Ункаи волнуется, парит, скачет галопом и волнует горы до самого неба.
Над седыми тучами – поблескивают на солнце туч архитектуры Духа: свободные созвездия зданий дзайбацу Онся, каллигафически вычерченные на целлулоидной синеве в осенних дзен-гармониях.
Над тучами – стада oritetsu haku. Словно дикие птицы, которых можно увидеть только лишь в природных заповедниках. Каждый из аэростатов родился под кистью иного художника укиё-э и манги.
Над тучами – сияние.
Никогда она не будет столь близко к небу.
Из семейных легенд и казенных снов. Из молчания отца и шуток дедушки. Из наиболее старых статей и академических монографий. Из умолчаний в старейших статьях и монографиях, из все более громких умолчаний.
Проклюнулась пожирающая души неуверенность.
И мучит его. И преследует. И кусает.
Не выдержал, взял отпуск, купил билет, прилетел, стучит в дверь дома из сказки.
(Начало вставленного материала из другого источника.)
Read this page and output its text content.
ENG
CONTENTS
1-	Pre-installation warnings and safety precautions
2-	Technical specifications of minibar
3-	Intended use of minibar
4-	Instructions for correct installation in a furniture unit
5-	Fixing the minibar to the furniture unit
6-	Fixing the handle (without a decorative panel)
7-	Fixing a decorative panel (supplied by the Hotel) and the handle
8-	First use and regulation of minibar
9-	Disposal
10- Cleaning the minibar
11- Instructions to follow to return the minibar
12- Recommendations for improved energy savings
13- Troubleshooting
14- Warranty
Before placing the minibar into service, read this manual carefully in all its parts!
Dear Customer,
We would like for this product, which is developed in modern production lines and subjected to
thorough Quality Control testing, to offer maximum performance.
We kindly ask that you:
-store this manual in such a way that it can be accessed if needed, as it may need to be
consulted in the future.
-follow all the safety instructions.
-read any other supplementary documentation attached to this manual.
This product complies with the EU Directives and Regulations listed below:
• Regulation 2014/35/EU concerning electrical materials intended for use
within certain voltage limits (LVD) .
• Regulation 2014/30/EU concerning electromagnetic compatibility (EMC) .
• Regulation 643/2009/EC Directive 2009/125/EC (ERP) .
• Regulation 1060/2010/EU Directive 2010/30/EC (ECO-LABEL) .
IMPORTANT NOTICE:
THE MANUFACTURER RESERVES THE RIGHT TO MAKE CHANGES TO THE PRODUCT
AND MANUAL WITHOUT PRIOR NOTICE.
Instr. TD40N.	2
Открывает выгнутая в левую сторону бабка. Может ли она его знать? Но распознает, узнает, не удивляясь.
"Господин Рейко". "Госпожа Кийоко".
Небритый. Перепуганный. В блейзере токийской команды по крикету. С большим бобинным магнитофоном на плече.
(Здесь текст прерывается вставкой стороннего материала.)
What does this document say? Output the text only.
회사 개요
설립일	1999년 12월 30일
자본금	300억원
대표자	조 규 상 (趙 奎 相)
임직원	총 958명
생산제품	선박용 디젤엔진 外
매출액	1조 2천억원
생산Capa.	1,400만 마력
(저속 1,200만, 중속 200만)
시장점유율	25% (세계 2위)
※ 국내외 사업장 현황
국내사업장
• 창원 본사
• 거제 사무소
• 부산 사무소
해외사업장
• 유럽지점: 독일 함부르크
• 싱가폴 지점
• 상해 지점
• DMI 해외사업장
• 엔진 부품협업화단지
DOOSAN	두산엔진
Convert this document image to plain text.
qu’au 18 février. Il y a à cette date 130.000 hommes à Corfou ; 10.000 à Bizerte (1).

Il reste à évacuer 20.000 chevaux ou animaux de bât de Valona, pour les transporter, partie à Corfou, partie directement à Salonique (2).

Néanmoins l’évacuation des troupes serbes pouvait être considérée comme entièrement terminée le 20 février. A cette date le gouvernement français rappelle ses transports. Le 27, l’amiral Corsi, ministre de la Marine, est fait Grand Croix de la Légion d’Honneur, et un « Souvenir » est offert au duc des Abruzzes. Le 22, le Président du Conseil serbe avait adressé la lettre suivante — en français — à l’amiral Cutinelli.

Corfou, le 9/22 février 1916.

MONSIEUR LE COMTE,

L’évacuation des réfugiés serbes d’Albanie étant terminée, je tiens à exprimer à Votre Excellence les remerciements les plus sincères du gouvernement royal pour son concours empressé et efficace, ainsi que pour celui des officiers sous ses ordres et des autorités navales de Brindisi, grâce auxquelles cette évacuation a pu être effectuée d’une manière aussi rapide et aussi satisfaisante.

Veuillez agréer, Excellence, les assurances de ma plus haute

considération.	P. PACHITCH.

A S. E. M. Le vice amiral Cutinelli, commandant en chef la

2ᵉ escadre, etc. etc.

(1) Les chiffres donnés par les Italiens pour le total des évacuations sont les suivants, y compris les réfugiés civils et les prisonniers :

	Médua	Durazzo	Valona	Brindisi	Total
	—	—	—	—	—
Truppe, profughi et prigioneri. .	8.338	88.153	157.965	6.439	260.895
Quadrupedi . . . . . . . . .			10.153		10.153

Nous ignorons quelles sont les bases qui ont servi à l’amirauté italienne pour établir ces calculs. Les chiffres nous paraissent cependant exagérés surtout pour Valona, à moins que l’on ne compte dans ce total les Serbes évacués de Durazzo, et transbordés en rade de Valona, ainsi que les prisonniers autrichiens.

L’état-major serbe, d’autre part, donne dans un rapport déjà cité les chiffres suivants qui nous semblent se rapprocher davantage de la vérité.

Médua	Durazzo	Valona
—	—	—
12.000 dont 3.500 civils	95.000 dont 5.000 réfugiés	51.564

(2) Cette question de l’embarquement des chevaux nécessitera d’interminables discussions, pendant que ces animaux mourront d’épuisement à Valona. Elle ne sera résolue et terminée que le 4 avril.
Кийоко выдавливает из себя слова, словно клочья внутренних органов. "Обо мне вспомнили – Какубуцу Киури?".
"Ох! Токийский университет, политология, третий курс. Вы знали моего деда".
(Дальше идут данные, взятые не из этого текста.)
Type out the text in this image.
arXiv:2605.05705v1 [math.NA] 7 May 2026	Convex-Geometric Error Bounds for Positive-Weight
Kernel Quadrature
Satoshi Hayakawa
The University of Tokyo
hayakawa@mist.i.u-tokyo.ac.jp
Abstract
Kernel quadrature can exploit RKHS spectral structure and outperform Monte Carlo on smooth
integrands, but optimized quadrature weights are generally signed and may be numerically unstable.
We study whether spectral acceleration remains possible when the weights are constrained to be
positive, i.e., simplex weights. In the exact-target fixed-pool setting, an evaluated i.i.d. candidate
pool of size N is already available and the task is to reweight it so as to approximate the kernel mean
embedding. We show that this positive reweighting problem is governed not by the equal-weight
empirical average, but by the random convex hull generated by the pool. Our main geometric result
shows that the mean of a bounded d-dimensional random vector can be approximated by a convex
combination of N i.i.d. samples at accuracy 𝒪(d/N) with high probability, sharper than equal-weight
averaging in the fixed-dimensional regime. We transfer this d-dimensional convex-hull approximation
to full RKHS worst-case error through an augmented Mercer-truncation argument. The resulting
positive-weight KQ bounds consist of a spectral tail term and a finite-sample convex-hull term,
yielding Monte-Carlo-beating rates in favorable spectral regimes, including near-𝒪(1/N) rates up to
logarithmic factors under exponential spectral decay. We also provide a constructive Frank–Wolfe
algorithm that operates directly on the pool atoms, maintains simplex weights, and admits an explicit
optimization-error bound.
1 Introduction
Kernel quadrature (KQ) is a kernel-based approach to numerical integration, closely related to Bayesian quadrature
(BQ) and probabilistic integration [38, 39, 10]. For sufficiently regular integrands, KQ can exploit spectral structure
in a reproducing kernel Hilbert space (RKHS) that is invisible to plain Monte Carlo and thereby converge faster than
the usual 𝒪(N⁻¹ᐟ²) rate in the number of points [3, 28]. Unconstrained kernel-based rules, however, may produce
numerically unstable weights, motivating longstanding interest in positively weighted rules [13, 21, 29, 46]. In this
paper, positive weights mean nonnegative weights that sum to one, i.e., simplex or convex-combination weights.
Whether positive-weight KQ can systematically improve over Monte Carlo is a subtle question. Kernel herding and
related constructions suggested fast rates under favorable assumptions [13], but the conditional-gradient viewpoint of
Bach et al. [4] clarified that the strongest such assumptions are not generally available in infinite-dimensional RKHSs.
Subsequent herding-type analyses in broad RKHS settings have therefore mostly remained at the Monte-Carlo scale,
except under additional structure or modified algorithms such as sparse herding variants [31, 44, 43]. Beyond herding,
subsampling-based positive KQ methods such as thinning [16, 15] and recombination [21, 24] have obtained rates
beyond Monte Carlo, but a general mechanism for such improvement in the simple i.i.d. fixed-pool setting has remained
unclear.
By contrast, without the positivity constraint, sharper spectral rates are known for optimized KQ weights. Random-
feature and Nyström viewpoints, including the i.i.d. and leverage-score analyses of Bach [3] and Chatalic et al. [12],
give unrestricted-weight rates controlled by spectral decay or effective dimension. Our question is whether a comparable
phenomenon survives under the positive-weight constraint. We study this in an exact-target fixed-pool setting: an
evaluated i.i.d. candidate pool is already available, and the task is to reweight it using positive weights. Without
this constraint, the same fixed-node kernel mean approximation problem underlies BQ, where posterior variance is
Чай весело исходит паром на тенистой веранде. Любопытные воробьи заглядывают в чашки. Всему аккомпанируют лягушки и цикады.
Рейко растирает между пальцев соленое нетерпение.
"Вы были знакомы еще с Первой Войны". "Он тебе рассказывал". "Нет, нет. Немного".
10
Повесть о Гэ́ндзи, также "Повесть о блистательном принце Гэндзи" — роман-моногатари, одно из величайших произведений японской классической литературы, написанный в эпоху Хэйан. Авторство романа приписывается Мурасаки Сикибу, даме при дворе императрицы Сёси. Роман входит во Всемирную библиотеку.